Not too long ago, I was making a presentation to a prospective client, when he asked me which single metric he should stay most focused on.
I thought at that moment that he probably expected me to recommend sales, or perhaps inventory turnover, since that was what we'd been primarily discussing up to that point. But I didn't need to think twice. The metric that I recommended he focus on, day in and day out, like a laser beam, was gross margin.
Don't get me wrong. There isn't a small retailer alive who doesn't track sales and keep a tight rein on expenses, and woe to any small retailer who takes his eye off the inventory ball. But the most critical metric, and the most overlooked on an ongoing day basis, is gross margin.
Gross margin isn't something that most small retailers think of tracking on a weekly and monthly basis. They rely on their markup formulas, and assume that gross margin will naturally flow from there. But gross margin is too important to be left unattended. It's right in the middle of everything. It flows directly from sales, it's a leading indicator of profitability and cash flow, it's the dollars that cover the expenses, and it's a critical element in measuring how productive your inventory investment is.
Here are several thoughts to keep in mind about managing gross margin:
- Gross margin can be stated as gross profit dollars or as a percentage of sales, and it's critical to manage both.
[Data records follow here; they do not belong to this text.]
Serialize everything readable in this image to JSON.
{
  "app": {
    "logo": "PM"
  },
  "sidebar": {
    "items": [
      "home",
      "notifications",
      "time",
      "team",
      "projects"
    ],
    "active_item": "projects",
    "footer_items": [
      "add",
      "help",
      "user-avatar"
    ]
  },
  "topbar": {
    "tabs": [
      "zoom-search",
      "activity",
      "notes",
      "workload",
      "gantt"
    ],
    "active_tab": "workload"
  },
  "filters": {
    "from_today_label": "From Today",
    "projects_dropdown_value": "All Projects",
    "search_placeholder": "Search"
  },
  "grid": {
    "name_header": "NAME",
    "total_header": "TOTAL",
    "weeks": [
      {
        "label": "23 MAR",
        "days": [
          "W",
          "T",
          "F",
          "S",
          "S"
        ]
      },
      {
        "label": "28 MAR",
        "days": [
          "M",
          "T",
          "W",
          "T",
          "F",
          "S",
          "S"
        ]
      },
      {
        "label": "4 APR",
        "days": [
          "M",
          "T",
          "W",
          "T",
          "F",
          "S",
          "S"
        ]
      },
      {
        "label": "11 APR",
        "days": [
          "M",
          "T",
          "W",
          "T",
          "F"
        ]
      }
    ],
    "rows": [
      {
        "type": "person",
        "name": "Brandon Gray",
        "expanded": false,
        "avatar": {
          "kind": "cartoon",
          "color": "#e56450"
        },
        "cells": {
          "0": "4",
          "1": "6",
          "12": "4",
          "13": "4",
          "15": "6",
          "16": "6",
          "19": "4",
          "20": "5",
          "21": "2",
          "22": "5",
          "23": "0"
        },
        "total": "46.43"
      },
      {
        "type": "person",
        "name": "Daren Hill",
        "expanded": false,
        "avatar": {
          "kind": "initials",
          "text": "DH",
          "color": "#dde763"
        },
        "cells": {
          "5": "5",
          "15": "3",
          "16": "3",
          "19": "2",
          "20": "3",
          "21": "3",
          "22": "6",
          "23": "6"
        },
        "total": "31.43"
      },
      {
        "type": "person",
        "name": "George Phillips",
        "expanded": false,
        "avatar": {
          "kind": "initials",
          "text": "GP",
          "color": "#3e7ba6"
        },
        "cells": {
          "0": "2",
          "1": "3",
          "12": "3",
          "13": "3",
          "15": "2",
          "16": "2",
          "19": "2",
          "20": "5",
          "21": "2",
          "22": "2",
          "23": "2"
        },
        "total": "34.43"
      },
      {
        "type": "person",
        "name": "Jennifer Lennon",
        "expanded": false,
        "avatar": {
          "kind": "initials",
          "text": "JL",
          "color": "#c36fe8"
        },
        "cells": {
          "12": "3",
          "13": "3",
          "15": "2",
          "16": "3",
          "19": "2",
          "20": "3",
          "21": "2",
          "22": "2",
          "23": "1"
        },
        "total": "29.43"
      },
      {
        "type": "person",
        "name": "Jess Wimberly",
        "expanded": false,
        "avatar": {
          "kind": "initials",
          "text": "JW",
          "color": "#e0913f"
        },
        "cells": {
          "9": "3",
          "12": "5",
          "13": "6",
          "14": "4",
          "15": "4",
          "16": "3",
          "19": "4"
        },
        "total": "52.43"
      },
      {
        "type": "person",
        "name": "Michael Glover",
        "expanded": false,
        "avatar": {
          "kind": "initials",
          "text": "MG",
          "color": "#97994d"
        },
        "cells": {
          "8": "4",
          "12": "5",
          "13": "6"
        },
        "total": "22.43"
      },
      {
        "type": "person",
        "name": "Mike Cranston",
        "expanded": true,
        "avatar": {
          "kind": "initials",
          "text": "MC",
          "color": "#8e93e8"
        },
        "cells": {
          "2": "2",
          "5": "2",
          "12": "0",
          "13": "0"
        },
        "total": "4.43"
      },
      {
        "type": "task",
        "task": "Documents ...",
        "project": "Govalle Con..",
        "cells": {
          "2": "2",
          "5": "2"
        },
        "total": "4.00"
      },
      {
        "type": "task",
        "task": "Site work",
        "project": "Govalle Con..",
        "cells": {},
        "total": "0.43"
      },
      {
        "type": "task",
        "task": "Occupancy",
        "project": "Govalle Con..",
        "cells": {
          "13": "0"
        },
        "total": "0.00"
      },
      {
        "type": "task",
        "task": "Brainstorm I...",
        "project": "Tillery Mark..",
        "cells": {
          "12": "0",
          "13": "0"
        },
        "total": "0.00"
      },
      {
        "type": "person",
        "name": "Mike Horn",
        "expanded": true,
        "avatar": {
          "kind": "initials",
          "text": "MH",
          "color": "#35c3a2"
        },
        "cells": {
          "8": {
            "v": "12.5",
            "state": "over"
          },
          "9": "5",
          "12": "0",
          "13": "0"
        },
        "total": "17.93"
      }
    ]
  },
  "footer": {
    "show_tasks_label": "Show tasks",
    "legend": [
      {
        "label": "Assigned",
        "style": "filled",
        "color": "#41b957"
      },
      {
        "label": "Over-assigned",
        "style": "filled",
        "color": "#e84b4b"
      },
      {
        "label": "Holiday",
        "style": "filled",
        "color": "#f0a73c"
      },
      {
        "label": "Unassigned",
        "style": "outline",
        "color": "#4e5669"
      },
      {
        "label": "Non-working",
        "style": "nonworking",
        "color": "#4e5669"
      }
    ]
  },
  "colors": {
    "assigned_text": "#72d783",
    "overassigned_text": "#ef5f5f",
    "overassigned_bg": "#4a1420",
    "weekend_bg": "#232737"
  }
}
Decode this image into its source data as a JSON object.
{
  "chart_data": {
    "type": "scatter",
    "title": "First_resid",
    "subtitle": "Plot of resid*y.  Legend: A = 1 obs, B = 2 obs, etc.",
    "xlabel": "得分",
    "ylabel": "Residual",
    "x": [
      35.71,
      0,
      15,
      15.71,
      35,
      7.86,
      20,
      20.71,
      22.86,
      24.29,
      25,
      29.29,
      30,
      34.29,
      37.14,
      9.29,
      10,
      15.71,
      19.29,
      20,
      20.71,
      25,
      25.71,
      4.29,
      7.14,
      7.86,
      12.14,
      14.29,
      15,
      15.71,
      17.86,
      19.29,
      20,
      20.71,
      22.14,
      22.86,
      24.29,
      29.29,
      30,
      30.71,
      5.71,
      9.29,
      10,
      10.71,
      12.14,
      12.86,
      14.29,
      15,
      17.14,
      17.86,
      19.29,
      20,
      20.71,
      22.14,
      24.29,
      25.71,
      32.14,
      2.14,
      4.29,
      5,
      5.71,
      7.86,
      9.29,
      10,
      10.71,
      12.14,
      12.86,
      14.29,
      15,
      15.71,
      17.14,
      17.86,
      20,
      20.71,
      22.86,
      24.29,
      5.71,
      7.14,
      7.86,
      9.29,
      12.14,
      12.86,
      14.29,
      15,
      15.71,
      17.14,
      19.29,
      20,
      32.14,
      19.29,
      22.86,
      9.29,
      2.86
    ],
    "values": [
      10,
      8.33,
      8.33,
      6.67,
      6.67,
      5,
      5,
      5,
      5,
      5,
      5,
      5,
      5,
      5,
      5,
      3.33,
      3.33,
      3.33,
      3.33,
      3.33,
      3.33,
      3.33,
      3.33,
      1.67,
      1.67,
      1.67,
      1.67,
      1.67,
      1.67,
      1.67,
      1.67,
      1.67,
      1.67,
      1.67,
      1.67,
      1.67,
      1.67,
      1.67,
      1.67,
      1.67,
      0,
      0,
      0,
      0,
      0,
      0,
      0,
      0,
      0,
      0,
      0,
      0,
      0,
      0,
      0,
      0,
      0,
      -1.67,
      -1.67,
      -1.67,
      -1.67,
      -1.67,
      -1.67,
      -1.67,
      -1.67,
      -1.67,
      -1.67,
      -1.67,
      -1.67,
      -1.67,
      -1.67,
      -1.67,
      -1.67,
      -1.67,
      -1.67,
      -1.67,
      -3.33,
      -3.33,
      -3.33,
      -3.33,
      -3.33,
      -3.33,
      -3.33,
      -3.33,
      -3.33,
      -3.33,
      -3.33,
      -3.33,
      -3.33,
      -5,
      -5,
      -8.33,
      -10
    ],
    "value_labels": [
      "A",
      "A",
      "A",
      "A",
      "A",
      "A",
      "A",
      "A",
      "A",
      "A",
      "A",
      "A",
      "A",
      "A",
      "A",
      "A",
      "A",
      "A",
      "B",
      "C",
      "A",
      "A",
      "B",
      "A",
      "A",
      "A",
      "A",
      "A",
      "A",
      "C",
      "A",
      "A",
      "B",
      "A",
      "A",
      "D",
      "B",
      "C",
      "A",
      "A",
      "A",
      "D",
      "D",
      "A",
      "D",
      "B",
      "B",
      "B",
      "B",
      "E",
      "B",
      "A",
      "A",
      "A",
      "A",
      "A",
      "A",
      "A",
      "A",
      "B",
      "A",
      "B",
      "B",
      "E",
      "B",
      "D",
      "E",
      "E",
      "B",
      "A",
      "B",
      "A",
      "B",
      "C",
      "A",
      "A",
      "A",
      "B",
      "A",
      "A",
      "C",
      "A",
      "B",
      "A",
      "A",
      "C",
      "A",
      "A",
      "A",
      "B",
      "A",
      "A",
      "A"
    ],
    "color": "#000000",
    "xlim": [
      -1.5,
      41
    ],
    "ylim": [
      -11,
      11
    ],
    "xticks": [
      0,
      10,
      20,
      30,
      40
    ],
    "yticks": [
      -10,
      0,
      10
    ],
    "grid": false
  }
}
Gross profit dollars is what pays the bills, but gross margin percentage is the metric that you manage day in and day out to generate those gross profit dollars.
- Just about every small retail software package reports out inventory value at cost, but the better ones also report it out at retail value. This information is invaluable because it allows a small retailer to calculate the weighted markup on the current inventory, which is a leading indicator of future gross margin. Once you can project future gross margin you are in a position to manage it. And if your system can report out inventory value at cost and retail by category and subcategory, your ability to manage future gross margin becomes even more refined.
- In order to use the markup of your inventory to project your future gross margins you must understand the spread between the markup and gross margin. The markup of your inventory is frequently called initial markup, because it's where you begin. But in order to sell it, you may have to discount it, promote it or mark it down for clearance at the end of the season. Gross margin is the profit you actually earn when you sell it after any discounting or markdowns; it is frequently called maintained margin. This spread will be specific to your business, depending upon your level of promotional and clearance activity.
- Margin erosion will naturally occur unless you actively manage your markup percentages. Several factors can cause overall margins to erode, including: competitive price pressures forcing below-standard markups; vendor price increases pushing retail prices up against natural price points; and unanticipated shifts in sales mix toward lower-priced and lower-margin merchandise. Offset that erosion by challenging yourself to be continuously improving margin percentages, even if it's only by tenths of a percentage point each quarter.
- Even subtle shifts in the composition of your sales toward lower-margin departments or categories can have significant impact on your overall gross margin. Tracking the sales contribution by department and category by week or month can provide you the early warning you need in order to protect your gross margins. When you see this shift in sales composition occurring, you must aggressively look for opportunities to take additional markup to compensate, either in your existing inventory or in incoming purchases.
- Avoid standardized pricing formulas, such as keystoning, which only serve to cap your upside margin potential, and assure margin erosion. Rather, build your pricing policies around the inherent value you and your merchandise offer your customers. If, for control purposes, you feel you must impose pricing formulas on your buyers, assign formulas to each department, and even each category, that are specific to the inherent value each department or category offers your customers.
- Avoid $.99 price endings for retail price points under $10.00. At these price points, an extra nickel or dime could have a significant impact on the overall gross margin dollars generated by higher volume items. A $.99 ending locks you into an all or nothing choice of raising your retail a full dollar or standing pat, and competitive pressures will almost always force you into standing pat. Having more price points to choose from gives you more options when you think you can get an extra nickel or dime, but not a full dollar more.
- Nothing melts margins faster than markdowns. It's like an ice cube on asphalt in July. Protect your margins by managing your inventory conservatively. Every purchase you make carries some level of markdown risk. Your objective should be to minimize that risk. Excess inventory invariably exposes you to far greater margin risk than upside sales potential.
- Finally, there is most likely going to be a difference between the gross margin percentage reported by your computer system and the gross margin percentage reported on your financials. Your system is likely to include only the invoice cost in its margin calculations. Your accountant, on the other hand, will likely include additional items such as freight and vendor discounts in the calculation. Over the course of a quarter or a year, the relationship between the gross margin percentage reported by your system and the gross margin percentage reported on your financials should remain fairly constant. You can use this relationship to project the margins that will be reported on your financials from the margins being reported by your system.
Nobody likes surprises, especially small retailers. There's nothing pleasant about learning at the end of a quarter or year that profitability and cash flow aren't what they should be because gross margins came in below budget. The small retailers who actively manage their gross margins not only won't be surprised by their quarterly or annual results, they will quickly discover that profitability and cash flow will consistently beat their budget projections. And that's the name of the game.